Quote:
Originally Posted by
jim mcnamara
Because this runs on lots of servers, you should use the very data you are getting to see if the problem is localized to a few servers, or generally spread across all of them. Not clear to me you did this.
Parallel is also obfuscating granularity for process observation. One process that does something outrageous may not show itself right away. You may have to resort to using the time command on each process and look for outliers. But first you must find at least one poster child server that clearly runs slower today compared with a while back.
I looked at specific server trends over time and there is no incremental pattern while looking at a single box -- it could be 20 seconds lower the second day, 40 seconds higher the third, etc.

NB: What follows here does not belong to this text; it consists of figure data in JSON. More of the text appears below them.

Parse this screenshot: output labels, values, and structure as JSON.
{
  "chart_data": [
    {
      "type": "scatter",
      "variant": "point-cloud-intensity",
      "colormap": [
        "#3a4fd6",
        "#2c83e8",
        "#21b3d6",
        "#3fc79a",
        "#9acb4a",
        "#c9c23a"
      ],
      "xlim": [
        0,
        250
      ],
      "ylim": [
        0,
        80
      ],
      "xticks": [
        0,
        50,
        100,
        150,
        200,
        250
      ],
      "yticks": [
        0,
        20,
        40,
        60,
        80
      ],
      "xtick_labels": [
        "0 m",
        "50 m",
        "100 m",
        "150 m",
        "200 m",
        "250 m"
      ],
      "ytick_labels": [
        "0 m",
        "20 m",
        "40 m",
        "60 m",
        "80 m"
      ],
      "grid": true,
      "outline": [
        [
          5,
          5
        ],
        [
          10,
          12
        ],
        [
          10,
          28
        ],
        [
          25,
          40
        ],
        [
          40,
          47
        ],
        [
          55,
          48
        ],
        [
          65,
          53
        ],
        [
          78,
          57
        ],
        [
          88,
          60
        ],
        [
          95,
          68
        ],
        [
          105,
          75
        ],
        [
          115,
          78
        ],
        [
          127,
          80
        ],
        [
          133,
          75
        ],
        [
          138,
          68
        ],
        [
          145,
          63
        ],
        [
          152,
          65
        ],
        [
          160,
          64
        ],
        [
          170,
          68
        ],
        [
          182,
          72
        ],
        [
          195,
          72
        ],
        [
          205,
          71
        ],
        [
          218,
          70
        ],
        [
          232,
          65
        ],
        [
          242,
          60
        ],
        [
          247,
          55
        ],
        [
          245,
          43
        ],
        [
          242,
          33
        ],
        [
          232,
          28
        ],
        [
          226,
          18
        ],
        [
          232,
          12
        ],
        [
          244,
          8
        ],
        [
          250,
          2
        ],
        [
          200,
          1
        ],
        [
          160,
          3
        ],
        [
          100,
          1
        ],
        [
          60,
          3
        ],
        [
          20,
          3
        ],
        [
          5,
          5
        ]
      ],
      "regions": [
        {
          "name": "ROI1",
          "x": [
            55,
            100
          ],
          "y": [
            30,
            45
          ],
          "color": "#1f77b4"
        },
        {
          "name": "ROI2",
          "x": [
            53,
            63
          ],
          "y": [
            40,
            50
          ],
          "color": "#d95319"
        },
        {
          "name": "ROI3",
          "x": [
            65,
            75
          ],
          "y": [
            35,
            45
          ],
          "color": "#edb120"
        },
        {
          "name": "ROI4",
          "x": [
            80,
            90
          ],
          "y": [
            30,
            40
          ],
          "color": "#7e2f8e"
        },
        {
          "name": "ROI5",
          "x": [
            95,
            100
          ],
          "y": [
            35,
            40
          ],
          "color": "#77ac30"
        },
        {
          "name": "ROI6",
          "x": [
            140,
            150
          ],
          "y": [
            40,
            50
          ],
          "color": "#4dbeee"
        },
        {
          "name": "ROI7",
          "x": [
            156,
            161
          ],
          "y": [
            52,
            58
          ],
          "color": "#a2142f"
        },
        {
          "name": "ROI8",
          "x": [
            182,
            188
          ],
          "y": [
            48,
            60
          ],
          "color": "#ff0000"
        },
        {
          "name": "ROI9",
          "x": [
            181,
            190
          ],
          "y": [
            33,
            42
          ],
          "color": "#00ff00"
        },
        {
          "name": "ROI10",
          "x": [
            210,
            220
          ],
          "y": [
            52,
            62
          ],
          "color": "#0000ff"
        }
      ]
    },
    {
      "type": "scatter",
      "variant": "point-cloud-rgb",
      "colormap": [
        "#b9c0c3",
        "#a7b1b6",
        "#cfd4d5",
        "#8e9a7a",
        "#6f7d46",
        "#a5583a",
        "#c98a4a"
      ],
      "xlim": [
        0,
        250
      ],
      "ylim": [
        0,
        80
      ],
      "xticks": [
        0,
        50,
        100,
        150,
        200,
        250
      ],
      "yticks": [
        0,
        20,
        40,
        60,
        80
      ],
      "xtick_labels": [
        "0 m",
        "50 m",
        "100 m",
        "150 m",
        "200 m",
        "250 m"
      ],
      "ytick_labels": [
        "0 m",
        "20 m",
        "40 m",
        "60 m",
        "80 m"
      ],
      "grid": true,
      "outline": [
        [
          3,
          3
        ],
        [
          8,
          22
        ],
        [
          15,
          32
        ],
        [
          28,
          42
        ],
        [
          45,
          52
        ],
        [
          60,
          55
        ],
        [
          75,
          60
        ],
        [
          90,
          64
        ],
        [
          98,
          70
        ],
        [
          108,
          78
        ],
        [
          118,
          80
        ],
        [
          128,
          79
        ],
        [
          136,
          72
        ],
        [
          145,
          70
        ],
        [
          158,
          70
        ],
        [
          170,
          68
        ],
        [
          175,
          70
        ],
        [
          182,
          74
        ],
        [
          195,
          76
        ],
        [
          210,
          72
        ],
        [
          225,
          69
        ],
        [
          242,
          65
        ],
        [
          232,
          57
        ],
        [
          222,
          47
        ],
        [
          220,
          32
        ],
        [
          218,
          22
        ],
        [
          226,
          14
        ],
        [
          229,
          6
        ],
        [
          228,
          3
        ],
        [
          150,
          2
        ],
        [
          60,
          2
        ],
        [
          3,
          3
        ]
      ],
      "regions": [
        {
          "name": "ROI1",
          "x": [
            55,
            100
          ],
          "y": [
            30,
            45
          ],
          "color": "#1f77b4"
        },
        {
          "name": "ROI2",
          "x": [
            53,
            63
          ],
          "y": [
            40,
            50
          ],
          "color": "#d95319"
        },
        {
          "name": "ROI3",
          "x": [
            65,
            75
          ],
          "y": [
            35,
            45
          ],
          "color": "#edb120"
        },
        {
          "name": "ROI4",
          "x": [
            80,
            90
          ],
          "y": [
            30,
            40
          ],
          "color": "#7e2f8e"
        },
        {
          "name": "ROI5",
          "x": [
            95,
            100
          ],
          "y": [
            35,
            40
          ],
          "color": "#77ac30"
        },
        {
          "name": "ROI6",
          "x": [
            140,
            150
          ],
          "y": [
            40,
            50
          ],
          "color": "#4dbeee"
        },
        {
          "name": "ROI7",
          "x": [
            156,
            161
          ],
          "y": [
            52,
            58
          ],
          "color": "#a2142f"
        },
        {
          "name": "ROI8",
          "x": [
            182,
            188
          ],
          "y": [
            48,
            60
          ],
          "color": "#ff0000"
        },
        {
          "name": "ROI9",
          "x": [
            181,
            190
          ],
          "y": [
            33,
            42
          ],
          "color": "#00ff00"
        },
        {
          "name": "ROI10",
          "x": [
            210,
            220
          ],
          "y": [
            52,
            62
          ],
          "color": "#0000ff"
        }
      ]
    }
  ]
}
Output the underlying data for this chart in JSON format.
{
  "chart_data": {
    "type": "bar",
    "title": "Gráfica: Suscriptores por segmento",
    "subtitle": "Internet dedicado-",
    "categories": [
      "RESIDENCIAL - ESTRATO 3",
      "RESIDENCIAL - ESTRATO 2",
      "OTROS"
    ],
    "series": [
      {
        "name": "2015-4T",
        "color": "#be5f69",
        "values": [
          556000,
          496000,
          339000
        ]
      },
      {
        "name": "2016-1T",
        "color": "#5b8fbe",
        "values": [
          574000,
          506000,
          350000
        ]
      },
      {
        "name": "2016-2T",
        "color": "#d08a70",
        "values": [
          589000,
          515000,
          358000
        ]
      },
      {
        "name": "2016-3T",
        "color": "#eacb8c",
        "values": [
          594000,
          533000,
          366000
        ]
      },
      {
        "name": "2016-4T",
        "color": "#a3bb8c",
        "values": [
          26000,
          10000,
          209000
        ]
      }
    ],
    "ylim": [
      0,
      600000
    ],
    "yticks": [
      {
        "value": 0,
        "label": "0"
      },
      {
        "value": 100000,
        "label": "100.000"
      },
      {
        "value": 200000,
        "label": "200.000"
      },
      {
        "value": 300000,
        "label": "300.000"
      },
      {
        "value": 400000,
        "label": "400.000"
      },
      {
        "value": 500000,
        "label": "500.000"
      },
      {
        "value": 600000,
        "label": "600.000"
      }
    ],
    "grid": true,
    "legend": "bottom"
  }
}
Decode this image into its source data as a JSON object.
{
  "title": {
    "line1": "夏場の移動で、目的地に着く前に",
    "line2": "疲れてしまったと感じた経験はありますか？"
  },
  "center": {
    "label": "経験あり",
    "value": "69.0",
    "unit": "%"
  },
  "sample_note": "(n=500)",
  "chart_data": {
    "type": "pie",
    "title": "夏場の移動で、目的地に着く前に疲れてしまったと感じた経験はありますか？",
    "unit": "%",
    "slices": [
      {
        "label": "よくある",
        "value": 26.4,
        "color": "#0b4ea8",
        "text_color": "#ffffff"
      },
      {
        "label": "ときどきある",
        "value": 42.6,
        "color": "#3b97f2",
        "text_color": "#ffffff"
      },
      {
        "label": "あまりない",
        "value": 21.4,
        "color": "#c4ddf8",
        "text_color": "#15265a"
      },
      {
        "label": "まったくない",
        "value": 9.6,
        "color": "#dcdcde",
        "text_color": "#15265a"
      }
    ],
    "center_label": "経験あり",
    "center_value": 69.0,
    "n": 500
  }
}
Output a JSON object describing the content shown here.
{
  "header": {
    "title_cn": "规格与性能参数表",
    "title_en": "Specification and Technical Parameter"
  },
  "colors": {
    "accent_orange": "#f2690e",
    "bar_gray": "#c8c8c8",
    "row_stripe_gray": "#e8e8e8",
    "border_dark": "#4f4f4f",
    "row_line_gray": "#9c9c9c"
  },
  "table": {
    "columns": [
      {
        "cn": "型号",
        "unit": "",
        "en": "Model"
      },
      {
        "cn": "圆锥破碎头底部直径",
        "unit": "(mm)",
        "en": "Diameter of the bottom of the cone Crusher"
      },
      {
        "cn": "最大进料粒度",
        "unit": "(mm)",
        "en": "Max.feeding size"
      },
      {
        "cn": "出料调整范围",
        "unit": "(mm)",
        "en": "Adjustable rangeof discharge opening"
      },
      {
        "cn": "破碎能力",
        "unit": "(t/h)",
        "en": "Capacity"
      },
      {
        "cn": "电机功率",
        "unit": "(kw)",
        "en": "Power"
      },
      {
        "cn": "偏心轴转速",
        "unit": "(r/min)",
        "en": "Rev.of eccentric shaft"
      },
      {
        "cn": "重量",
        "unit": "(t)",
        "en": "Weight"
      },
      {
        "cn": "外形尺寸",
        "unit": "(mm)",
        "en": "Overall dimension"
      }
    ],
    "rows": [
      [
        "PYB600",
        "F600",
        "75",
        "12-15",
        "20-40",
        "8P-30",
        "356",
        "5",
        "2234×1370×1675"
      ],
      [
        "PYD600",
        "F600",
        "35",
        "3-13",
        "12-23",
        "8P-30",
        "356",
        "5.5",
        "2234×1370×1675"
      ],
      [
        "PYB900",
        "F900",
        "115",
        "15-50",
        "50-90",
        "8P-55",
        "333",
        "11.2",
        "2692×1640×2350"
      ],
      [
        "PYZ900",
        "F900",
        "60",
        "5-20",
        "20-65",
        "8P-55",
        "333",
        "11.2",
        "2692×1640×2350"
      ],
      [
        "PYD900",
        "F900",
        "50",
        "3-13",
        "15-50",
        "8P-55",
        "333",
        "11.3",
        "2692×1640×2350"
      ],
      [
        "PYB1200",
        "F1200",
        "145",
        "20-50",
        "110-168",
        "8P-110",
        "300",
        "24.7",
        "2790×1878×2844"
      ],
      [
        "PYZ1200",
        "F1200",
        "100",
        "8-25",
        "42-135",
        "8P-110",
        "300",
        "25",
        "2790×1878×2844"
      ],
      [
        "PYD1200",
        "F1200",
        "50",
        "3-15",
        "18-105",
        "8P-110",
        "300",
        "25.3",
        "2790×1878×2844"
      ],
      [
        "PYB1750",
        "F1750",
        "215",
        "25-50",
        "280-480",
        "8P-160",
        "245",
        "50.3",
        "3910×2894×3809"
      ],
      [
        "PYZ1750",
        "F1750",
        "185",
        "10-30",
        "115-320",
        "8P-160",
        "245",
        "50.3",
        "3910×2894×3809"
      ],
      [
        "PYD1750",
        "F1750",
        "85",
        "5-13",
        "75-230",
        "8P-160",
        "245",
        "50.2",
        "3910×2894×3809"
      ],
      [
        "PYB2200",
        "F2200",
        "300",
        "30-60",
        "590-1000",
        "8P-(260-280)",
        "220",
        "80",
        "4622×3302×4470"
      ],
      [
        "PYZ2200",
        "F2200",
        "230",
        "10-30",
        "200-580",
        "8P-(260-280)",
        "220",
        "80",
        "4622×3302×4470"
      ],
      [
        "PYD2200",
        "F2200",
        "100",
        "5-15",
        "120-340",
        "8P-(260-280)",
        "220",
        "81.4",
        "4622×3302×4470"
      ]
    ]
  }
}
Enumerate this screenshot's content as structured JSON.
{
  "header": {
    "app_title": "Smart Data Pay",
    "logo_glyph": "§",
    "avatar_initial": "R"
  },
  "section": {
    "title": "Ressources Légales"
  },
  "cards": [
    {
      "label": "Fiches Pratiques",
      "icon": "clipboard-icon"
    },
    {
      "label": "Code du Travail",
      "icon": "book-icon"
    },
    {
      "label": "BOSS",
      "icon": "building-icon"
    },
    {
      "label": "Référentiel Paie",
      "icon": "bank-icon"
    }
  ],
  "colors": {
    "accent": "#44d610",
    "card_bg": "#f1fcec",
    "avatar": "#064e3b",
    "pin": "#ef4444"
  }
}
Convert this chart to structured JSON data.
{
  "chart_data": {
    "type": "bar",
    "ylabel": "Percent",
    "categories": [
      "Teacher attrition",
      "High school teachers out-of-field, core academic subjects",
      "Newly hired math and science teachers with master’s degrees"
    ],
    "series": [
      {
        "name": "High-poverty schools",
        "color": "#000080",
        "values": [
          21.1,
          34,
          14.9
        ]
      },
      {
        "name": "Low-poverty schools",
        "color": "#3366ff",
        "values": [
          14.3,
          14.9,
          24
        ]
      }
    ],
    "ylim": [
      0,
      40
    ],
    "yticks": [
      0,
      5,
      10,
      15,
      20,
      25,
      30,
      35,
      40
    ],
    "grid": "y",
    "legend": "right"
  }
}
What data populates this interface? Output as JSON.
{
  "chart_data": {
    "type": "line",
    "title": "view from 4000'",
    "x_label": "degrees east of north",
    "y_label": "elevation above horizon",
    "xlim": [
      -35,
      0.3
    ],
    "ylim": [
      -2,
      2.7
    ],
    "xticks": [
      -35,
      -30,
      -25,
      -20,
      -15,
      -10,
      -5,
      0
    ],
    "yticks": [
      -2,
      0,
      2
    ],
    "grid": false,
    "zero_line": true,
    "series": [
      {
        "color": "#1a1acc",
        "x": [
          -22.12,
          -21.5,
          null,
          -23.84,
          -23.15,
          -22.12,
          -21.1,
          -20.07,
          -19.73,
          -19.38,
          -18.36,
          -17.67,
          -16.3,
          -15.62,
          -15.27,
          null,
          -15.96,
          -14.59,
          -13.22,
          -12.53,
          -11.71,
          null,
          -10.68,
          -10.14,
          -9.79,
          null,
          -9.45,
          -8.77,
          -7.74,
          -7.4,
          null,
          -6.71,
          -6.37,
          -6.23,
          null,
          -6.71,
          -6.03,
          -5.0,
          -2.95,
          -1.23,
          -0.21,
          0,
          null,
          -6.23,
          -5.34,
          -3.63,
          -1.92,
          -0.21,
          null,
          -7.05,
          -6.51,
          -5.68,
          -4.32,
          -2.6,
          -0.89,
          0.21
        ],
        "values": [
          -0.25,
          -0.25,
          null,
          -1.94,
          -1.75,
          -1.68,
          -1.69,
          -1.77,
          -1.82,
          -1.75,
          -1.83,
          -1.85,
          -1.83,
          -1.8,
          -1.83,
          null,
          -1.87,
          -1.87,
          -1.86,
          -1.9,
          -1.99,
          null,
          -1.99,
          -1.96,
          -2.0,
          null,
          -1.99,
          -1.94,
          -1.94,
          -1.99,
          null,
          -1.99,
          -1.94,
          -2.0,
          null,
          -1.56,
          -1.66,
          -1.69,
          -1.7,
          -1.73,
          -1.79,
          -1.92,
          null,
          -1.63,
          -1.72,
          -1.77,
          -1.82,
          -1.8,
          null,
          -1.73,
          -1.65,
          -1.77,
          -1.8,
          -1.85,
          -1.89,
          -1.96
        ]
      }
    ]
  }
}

This variability is probably due to two factors: the general activity on the target box (if it's working hard it may respond more slowly), and the fact that the local process could be resource impacted due to parallel maxing out connections.
Quote:
Originally Posted by
jim mcnamara
One more. In thinking about the system design, why do you not put the onus of processing on each remote?
I would
love to but I have a restriction of not being allowed to write anything to any of the remote servers. Another factor is that these servers are constantly flipping between up and down due to maintenance and a crontab script would not run reliably.
Quote:
Originally Posted by
jim mcnamara
Why would you do this?
The idea was to get ahead of potential problems or catch things that other monitoring tools weren't looking at. It is not the solution I wanted, but it's what someone higher up signed off on.
Quote:
Originally Posted by
MadeInGermany
Do you have shared resources like NFS?
Hundreds of parallel df can cause load in the NFS server, and increase execution time.
Run an ssh job manually with "time", stop your monitoring engine and run the ssh job again. Compare the execution times.
Yes, actually. The SCP segment of the code downloads to an NFS parition... I will investigate this.
Thank you for your suggestions!
I'll let you know how things go when I dig into this.